Somando a recém-exonerada equipe de Dilma Rousseff e o novo governo Temer, 14 ministros ou ex-ministros são investigados na Lava Jato. Do grupo, oito podem sofrer impacto com a mudança, graças à perda ou à conquista da prerrogativa de função, dispositivo do Código Penal que dá a parlamentares e a ministros, entre outros, o privilégio de ser processado e julgado por tribunais superiores, no caso, o STF (Supremo Tribunal Federal).

A maioria dos envolvidos saiu perdendo. Integrantes da cúpula de Dilma até a semana passada, Aloízio Mercadante, Edinho Silva, Jaques Wagner, José Eduardo Cardozo e Ricardo Berzoini, além do próprio ex-presidente Lula, perderam a regalia. Isso não garante, porém, que os casos deles serão desmembrados do STF e levados à Justiça Federal do Paraná, a cargo do juiz Sérgio Moro.

Todos (exceto Mercadante e Cardozo) constam no “inquérito-mãe” da Lava Jato no STF, que tem 75 nomes, inclusive o do ex-presidente Lula. O processo está a cargo do ministro Teori Zavascki, mas não se sabe se ele vai desmembrar os inquéritos.

Temer

Oito ministros de Temer já tiveram o nome envolvido na operação.
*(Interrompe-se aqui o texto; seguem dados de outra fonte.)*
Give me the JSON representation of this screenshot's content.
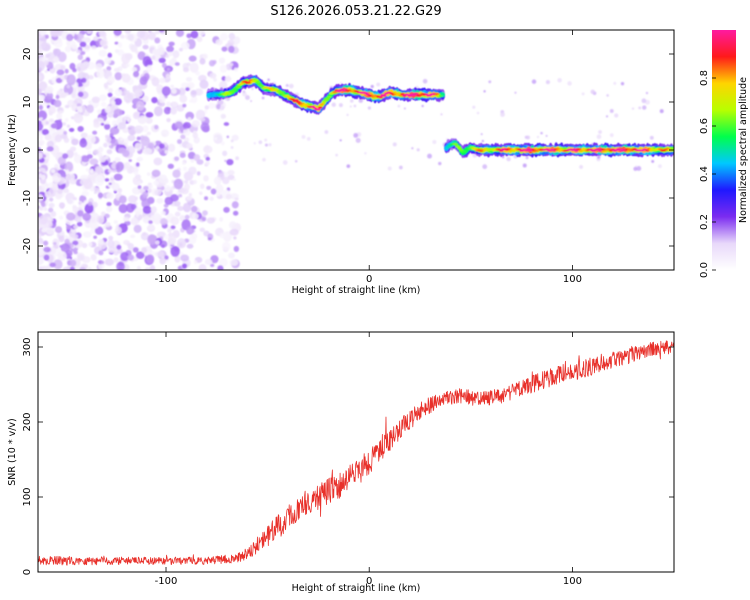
{
  "title": "S126.2026.053.21.22.G29",
  "chart_data": [
    {
      "type": "heatmap",
      "xlabel": "Height of straight line (km)",
      "ylabel": "Frequency (Hz)",
      "xlim": [
        -163,
        150
      ],
      "ylim": [
        -25,
        25
      ],
      "xticks": [
        -100,
        0,
        100
      ],
      "yticks": [
        20,
        10,
        0,
        -10,
        -20
      ],
      "colorbar": {
        "label": "Normalized spectral amplitude",
        "range": [
          0,
          1
        ],
        "ticks": [
          0.0,
          0.2,
          0.4,
          0.6,
          0.8
        ],
        "colors": [
          "#ffffff",
          "#e8d8fa",
          "#7b2cf0",
          "#1f18ff",
          "#00c8ff",
          "#00ff4c",
          "#b8ff00",
          "#ffd400",
          "#ff1a1a",
          "#ff1aa0"
        ]
      },
      "noise_region": {
        "x": [
          -163,
          -65
        ],
        "y": [
          -25,
          25
        ],
        "amplitude": 0.2
      },
      "ridge_segments": [
        {
          "x": [
            -79,
            -74,
            -68,
            -62,
            -56,
            -52,
            -46,
            -42,
            -37,
            -33,
            -28,
            -25,
            -22,
            -18,
            -14,
            -10,
            -5,
            0,
            5,
            10,
            15,
            20,
            25,
            30,
            37
          ],
          "frequency": [
            11.5,
            11.5,
            12.0,
            14.0,
            14.5,
            13.0,
            12.5,
            11.5,
            10.5,
            9.5,
            9.0,
            8.5,
            10.0,
            12.0,
            12.5,
            12.5,
            12.0,
            11.5,
            11.0,
            12.0,
            11.5,
            11.5,
            11.5,
            11.5,
            11.5
          ],
          "amplitude": [
            0.25,
            0.3,
            0.45,
            0.6,
            0.55,
            0.5,
            0.5,
            0.55,
            0.6,
            0.75,
            0.8,
            0.7,
            0.5,
            0.6,
            0.8,
            0.85,
            0.75,
            0.8,
            0.85,
            0.7,
            0.8,
            0.85,
            0.9,
            0.9,
            0.3
          ]
        },
        {
          "x": [
            38,
            42,
            46,
            50,
            54,
            60,
            70,
            80,
            90,
            100,
            110,
            120,
            130,
            140,
            150
          ],
          "frequency": [
            0.5,
            1.5,
            -0.5,
            0.5,
            0.0,
            0.0,
            0.0,
            0.0,
            0.0,
            0.0,
            0.0,
            0.0,
            0.0,
            0.0,
            0.0
          ],
          "amplitude": [
            0.3,
            0.35,
            0.4,
            0.5,
            0.55,
            0.6,
            0.75,
            0.85,
            0.8,
            0.75,
            0.8,
            0.85,
            0.85,
            0.7,
            0.5
          ]
        }
      ]
    },
    {
      "type": "line",
      "xlabel": "Height of straight line (km)",
      "ylabel": "SNR (10 * v/v)",
      "xlim": [
        -163,
        150
      ],
      "ylim": [
        0,
        320
      ],
      "xticks": [
        -100,
        0,
        100
      ],
      "yticks": [
        0,
        100,
        200,
        300
      ],
      "color": "#e8302a",
      "series": [
        {
          "name": "SNR",
          "x": [
            -163,
            -140,
            -120,
            -100,
            -80,
            -65,
            -55,
            -45,
            -35,
            -25,
            -15,
            -5,
            5,
            15,
            25,
            35,
            45,
            55,
            65,
            75,
            85,
            95,
            105,
            115,
            125,
            135,
            150
          ],
          "values": [
            15,
            15,
            15,
            15,
            15,
            18,
            35,
            60,
            85,
            100,
            115,
            135,
            160,
            190,
            215,
            230,
            235,
            230,
            235,
            245,
            255,
            265,
            270,
            280,
            285,
            295,
            300
          ],
          "noise": [
            6,
            6,
            5,
            5,
            5,
            6,
            12,
            16,
            18,
            18,
            18,
            18,
            16,
            14,
            12,
            10,
            10,
            10,
            10,
            12,
            12,
            12,
            12,
            12,
            10,
            10,
            10
          ]
        }
      ]
    }
  ]
}
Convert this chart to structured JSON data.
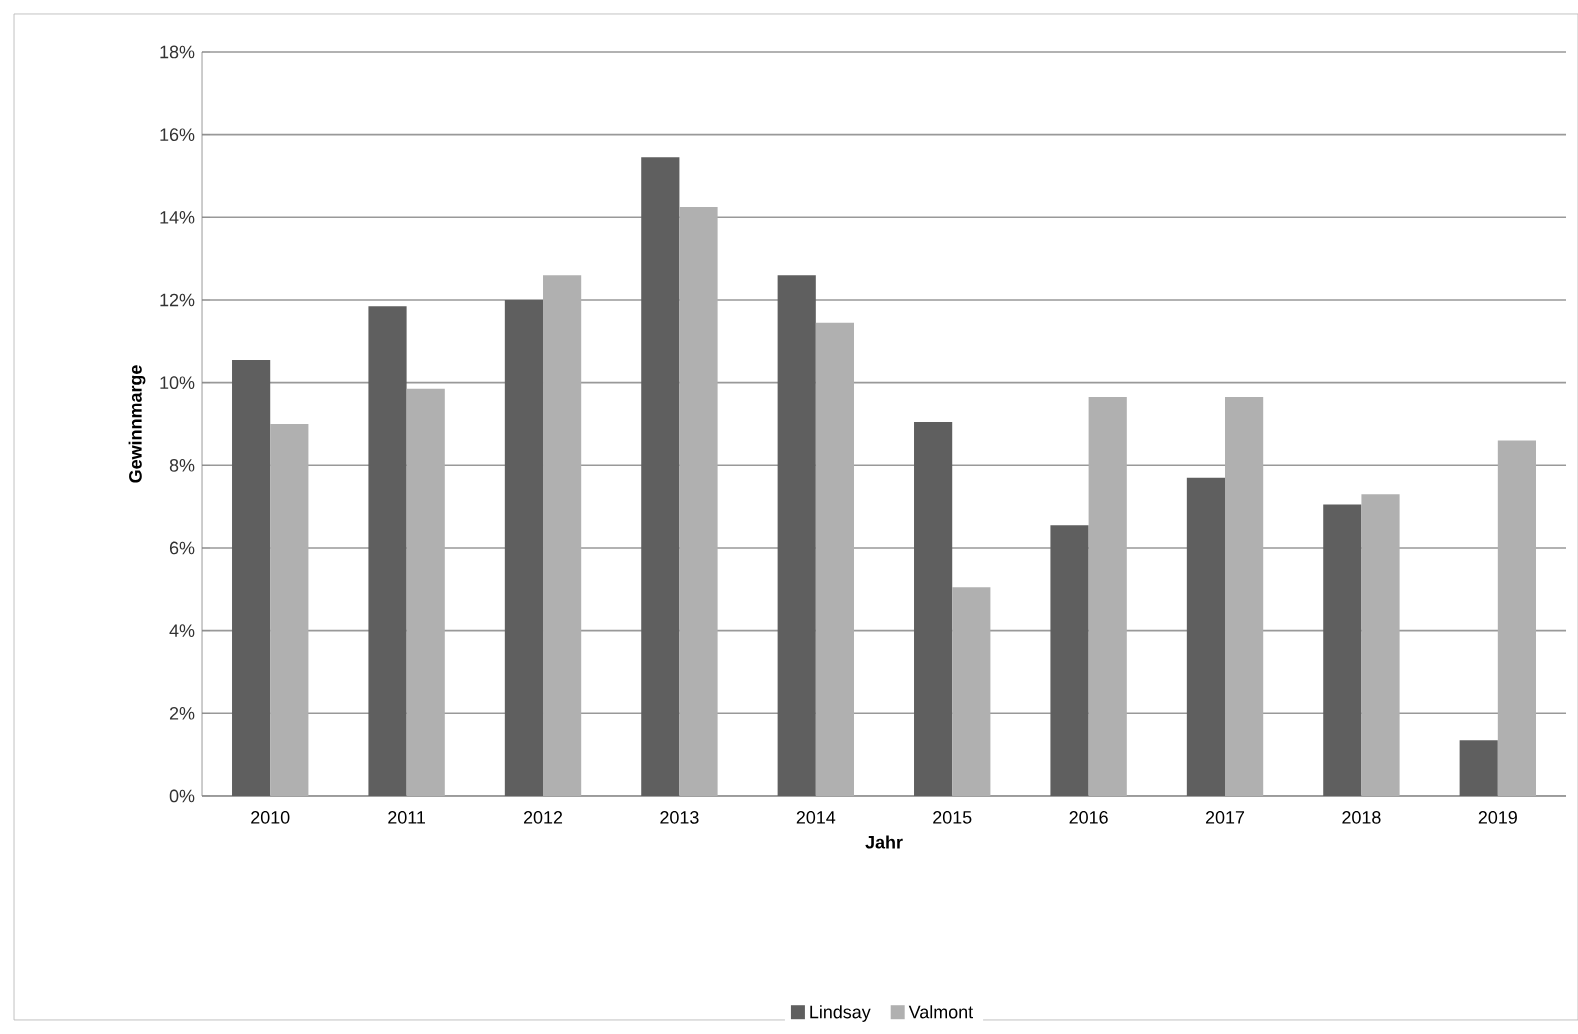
{
  "chart_data": {
    "type": "bar",
    "xlabel": "Jahr",
    "ylabel": "Gewinnmarge",
    "categories": [
      "2010",
      "2011",
      "2012",
      "2013",
      "2014",
      "2015",
      "2016",
      "2017",
      "2018",
      "2019"
    ],
    "series": [
      {
        "name": "Lindsay",
        "color": "#5f5f5f",
        "values": [
          10.55,
          11.85,
          12.0,
          15.45,
          12.6,
          9.05,
          6.55,
          7.7,
          7.05,
          1.35
        ]
      },
      {
        "name": "Valmont",
        "color": "#b0b0b0",
        "values": [
          9.0,
          9.85,
          12.6,
          14.25,
          11.45,
          5.05,
          9.65,
          9.65,
          7.3,
          8.6
        ]
      }
    ],
    "ylim": [
      0,
      18
    ],
    "yticks": [
      {
        "value": 0,
        "label": "0%"
      },
      {
        "value": 2,
        "label": "2%"
      },
      {
        "value": 4,
        "label": "4%"
      },
      {
        "value": 6,
        "label": "6%"
      },
      {
        "value": 8,
        "label": "8%"
      },
      {
        "value": 10,
        "label": "10%"
      },
      {
        "value": 12,
        "label": "12%"
      },
      {
        "value": 14,
        "label": "14%"
      },
      {
        "value": 16,
        "label": "16%"
      },
      {
        "value": 18,
        "label": "18%"
      }
    ],
    "grid": "y",
    "legend": "bottom"
  }
}
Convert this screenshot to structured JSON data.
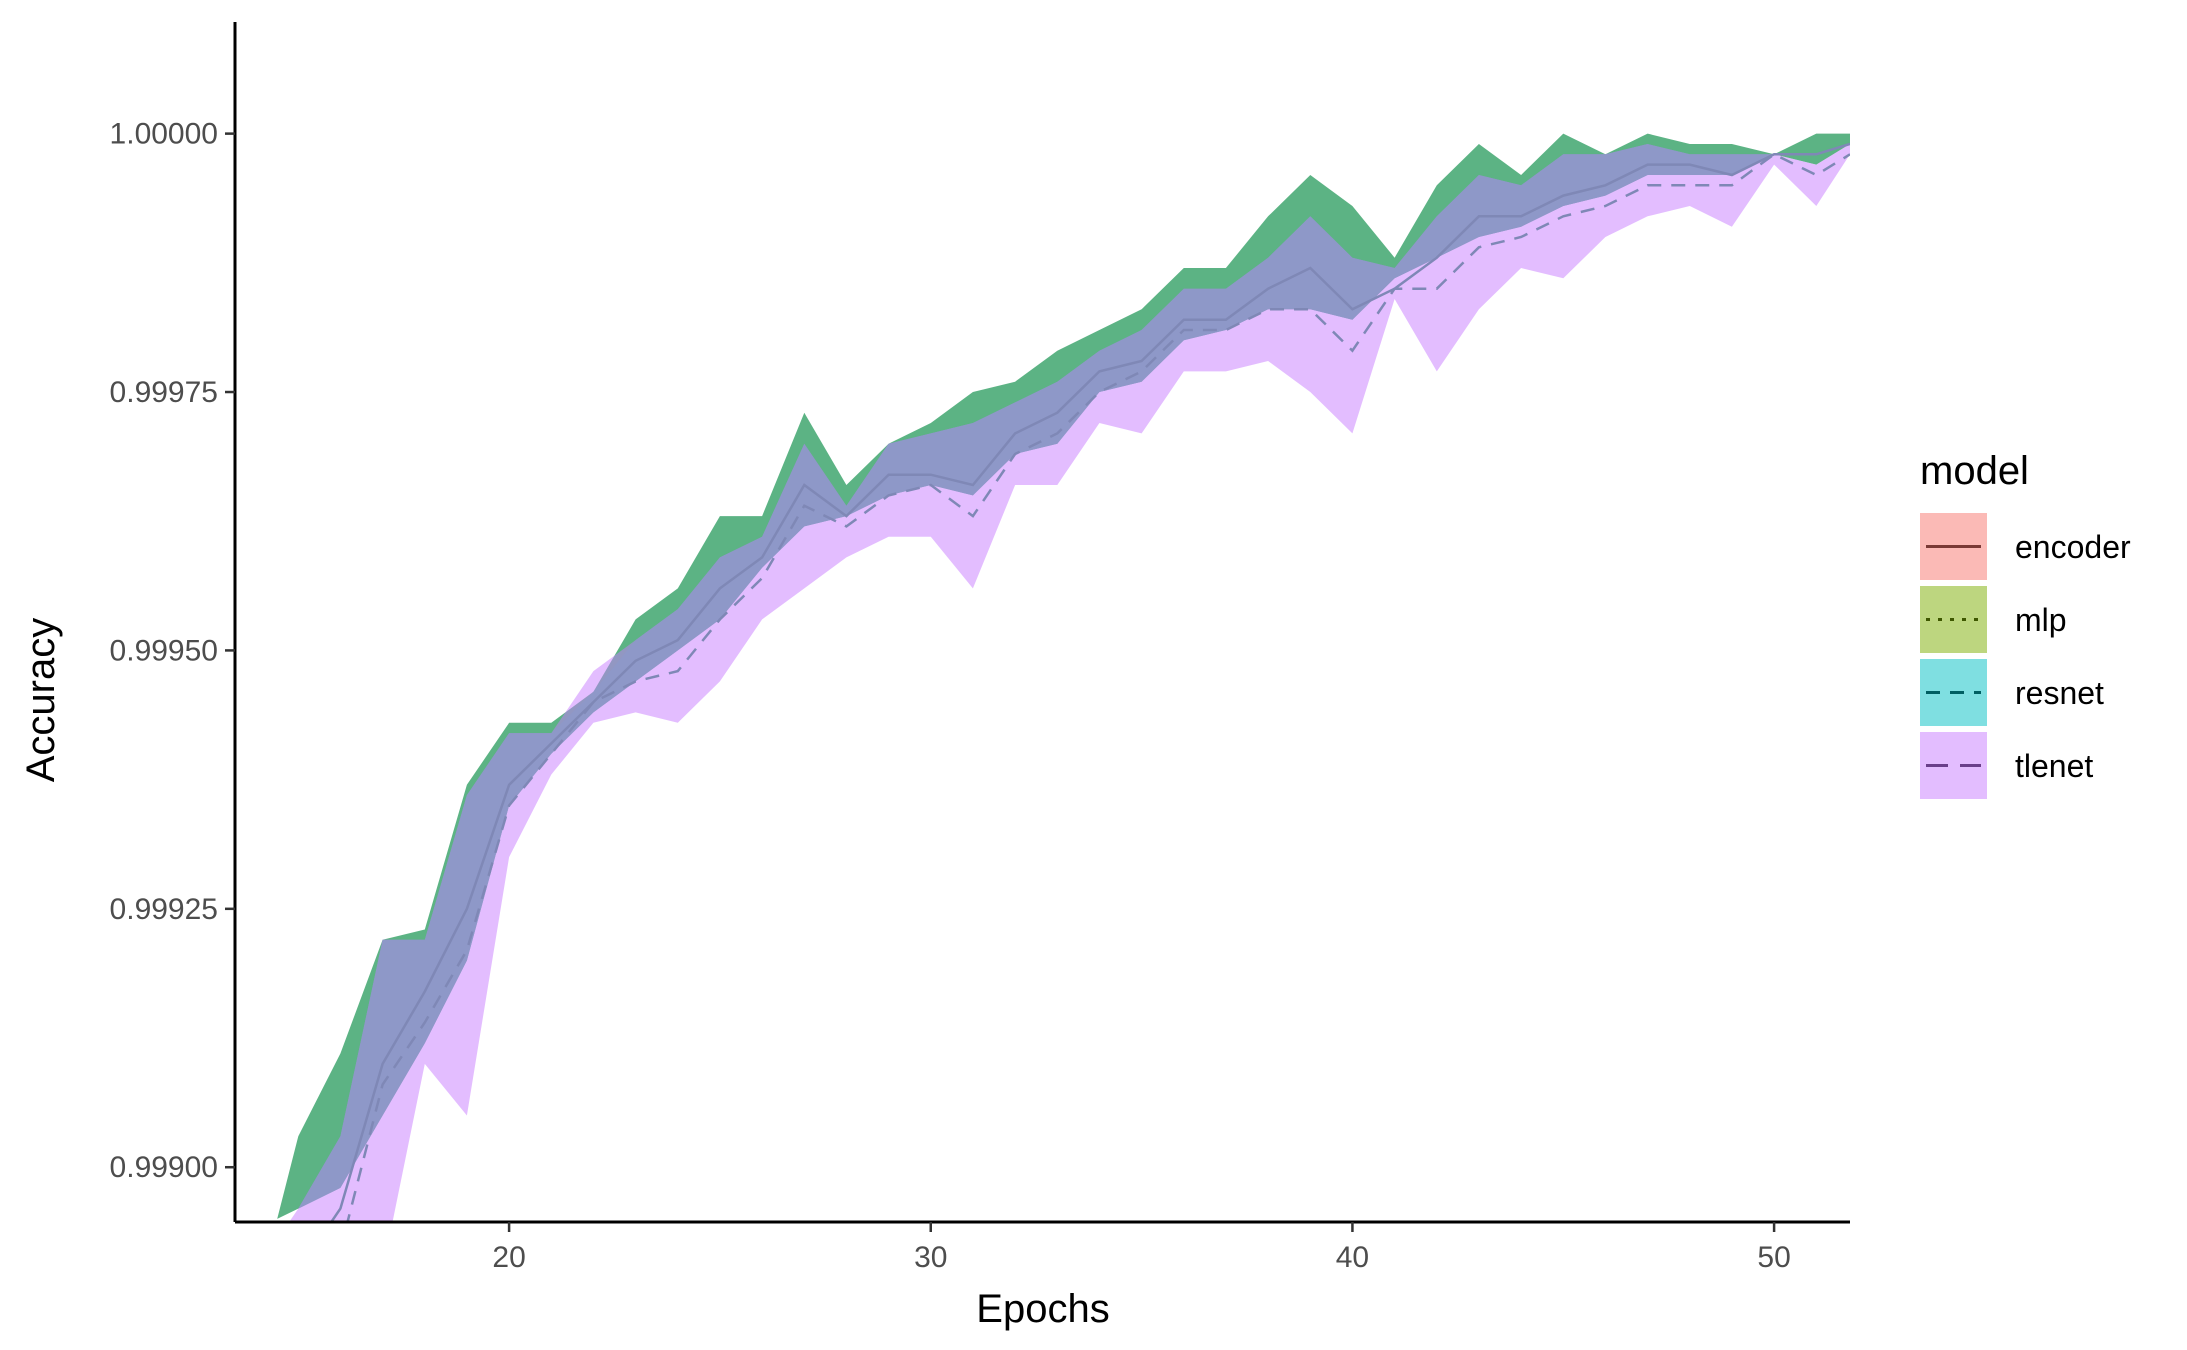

Cinco constam na planilha da Odebrecht que cita políticos supostamente beneficiados com doações suspeitas: Bruno Araújo (PSDB-PE), José Serra (PSDB-SP), Mendonça Filho (DEM-PE), Raul Jungmann (PPS-PE) e Ricardo Barros (PP-PE).

De qualquer maneira, a entrada no governo não altera a situação deles, porque todos já eram deputados ou senadores e tinham o beneficio. Esta é também a condição do senador (agora ministro do Planejamento) Romero Jucá (PMDB-RR).

Ele é citado por três delatores e acusado de arrecadar R$ 1,5 milhão de propina à campanha do filho a vice-governador de Roraima. Os únicos investigados que ganham agora a prerrogativa de foro são Geddel Vieira Lima (PMDB-BA), que não se elegeu senador em 2014, e Henrique Alves (PMDB-RN), que deixou o ministério de Dilma no final de março. Ambos são suspeitos de receber propina da OAS.

Lula

O ex-presidente é um caso jurídico à parte. Lula teve a nomeação à Casa Civil suspensa um dia após a nomeação, em 17 de março (o que daria a ele o privilégio), mas o caso acabou “travado” desde então. Hoje o petista responde no STF por uma denúncia e dois inquéritos.

A denúncia é sobre a tentativa de comprar o silêncio do ex-diretor da Petrobras Nestor Cerveró, o que foi revelado por Deicídio do Amaral. Há também dois inquéritos.

Um deles, o “inquérito-mãe”, aponta Lula como peça central do esquema da Petrobras. O outro, que investiga obstrução da Justiça, se baseia na conversa grampeada entre Lula e Dilma, na qual a presidente diz que enviará o termo de posse.

Por haver conexão com investigados com foro privilegiado, os casos podem ficar no STF. Já os casos do sítio de Atibaia e do triplex do Guarujá estão no Paraná. É incerto, porém, se Lula seria preso preventivamente, já que os documentos foram recolhidos e ele já prestou depoimento.

Prerrogativa é criticada na investigação

A diferença de velocidade dos processos entre Curitiba e Brasília, onde apenas um investigado – o ex-presidente da Câmara Eduardo Cunha (PMDB-RJ) – já foi transformado em réu, já gerou críticas à prerrogativa de função, por supostamente favorecer a impunidade.

O procurador do MPF (Ministério Publico Federal) Deltan Dallagnol, que coordena a Lava Jato no Paraná, disse em evento no final de 2015 que o mecanismo deveria ser restrito a cerca de 15 autoridades no país, como os presidentes do Executivo, do Legislativo e do Judiciário, mas hoje, segundo Dallagnol, 22 mil autoridades têm o privilégio, o que é um problema.

“Se esse tribunal for sobrecarregado, como o Supremo, que julga 100 mil casos por ano, enquanto a supre-ma corte americana julga cem, o efeito disso pode ser que as decisões demorem”, avalia.